I am on the fence about how much I believe that MOOC’s are somehow failing just because they are only able to retain a meager percentage of their enrollees in each course. After all, they have only been around for less than a year and they are also learning as we are learning– about what constitutes as an effective experience and platform. I have never believed that MOOC’s are the next big thing that revolutionize higher education, but after the class I understood even more of its limitations against real life scenarios. It is simply really difficult to be a student when your primary responsibility in life is not to be a student anymore. Still, I fully believe that these are simply logistics that could be tweaked with some careful imagination.
The third, on the depth of the assignments, is also a favorite point against the MOOC’s. I didn’t go through the pioneered peer evaluation process, so I honestly do not know what that would’ve been like– though I imagine that it would’ve been a rich-enough learning experience simply because you are forced to build something. I cannot comment on whether it is frustrating to rely on peer evaluations, nor whether there is any friction in the logistics or expectations of that process. I opted for the quizzes-only track because of my schedule and found that it was it was a very uninvolved way to test my knowledge. There was a huge gap in the level of involvement between assignments and quizzes. The assignments took up huge portions of your life while the quizzes barely skimmed the surface– does it have to be this way? It seems like there ought to be a remedial middle ground. The assignments from the opencourseware were usually a crystallization of years of real-life instructional experience and built on the mistakes and feedback of previous students; even though Courseracity assignments are very often borrowed from these professors’ classroom ones, they had an unmistakable experimental component given the necessary adjustment to the new format.

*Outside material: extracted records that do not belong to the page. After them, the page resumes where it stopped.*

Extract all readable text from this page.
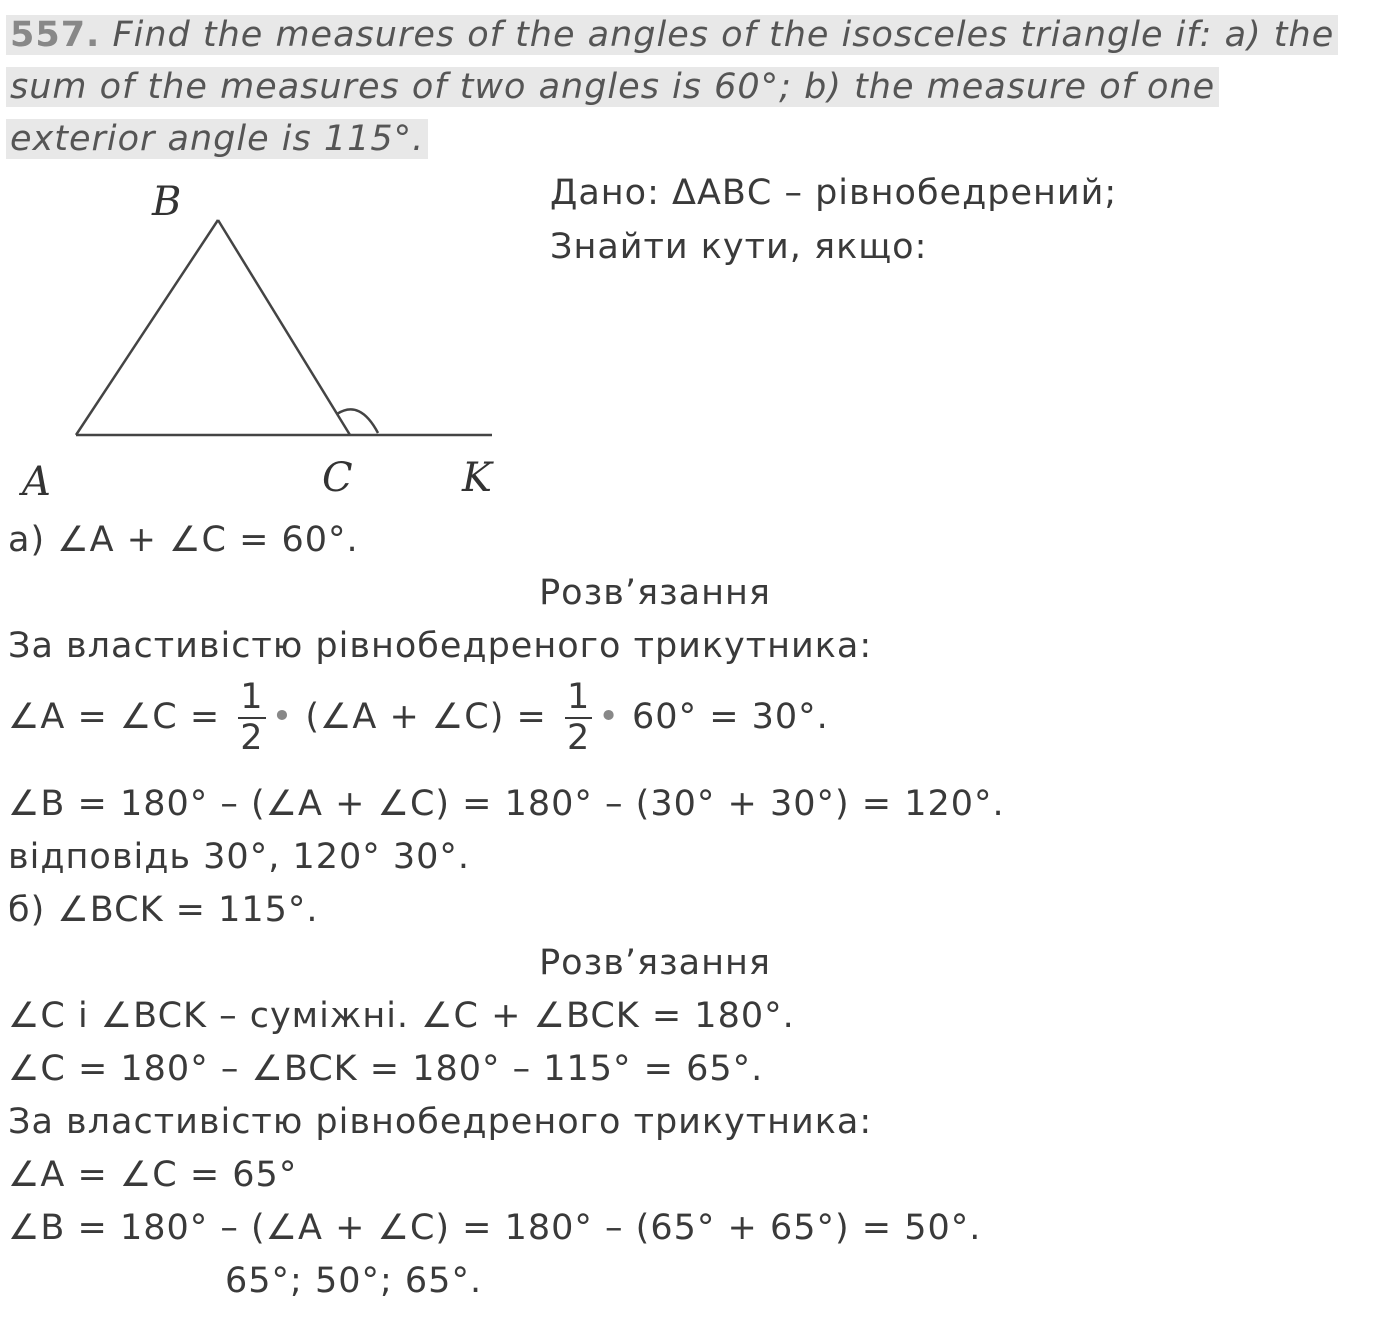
557. Find the measures of the angles of the isosceles triangle if: a) the
sum of the measures of two angles is 60°; b) the measure of one
exterior angle is 115°.
B
A	C	K
Дано: ΔАВС – рівнобедрений;
Знайти кути, якщо:
а) ∠A + ∠C = 60°.
Розв’язання
За властивістю рівнобедреного трикутника:
∠A = ∠C = $\frac{1}{2}$ • (∠A + ∠C) = $\frac{1}{2}$ • 60° = 30°.
∠B = 180° – (∠A + ∠C) = 180° – (30° + 30°) = 120°.
відповідь 30°, 120° 30°.
б) ∠BCK = 115°.
Розв’язання
∠C і ∠BCK – суміжні. ∠C + ∠BCK = 180°.
∠C = 180° – ∠BCK = 180° – 115° = 65°.
За властивістю рівнобедреного трикутника:
∠A = ∠C = 65°
∠B = 180° – (∠A + ∠C) = 180° – (65° + 65°) = 50°.
65°; 50°; 65°.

So, in the end, I became a statistic like many of my fellow “classmates”. Like I said earlier on in the post, I have never been one of the “technolibertarians” (in the wise words of Ian Bogost) that placed unrealistic faith in the transformative power of “MOOC’s”, but I am still grateful that for whatever reasons these “elite” institutions have decided to pour millions to give me an opportunity to expand my world view. At some point, we will need to evaluate whether the millions can be better spent elsewhere to enable opportunities of learning for those most in need— but for now, I am glad that the mere 4 weeks of HCI course gave me a chance to crash the IxDA-SF meeting with less trepidation.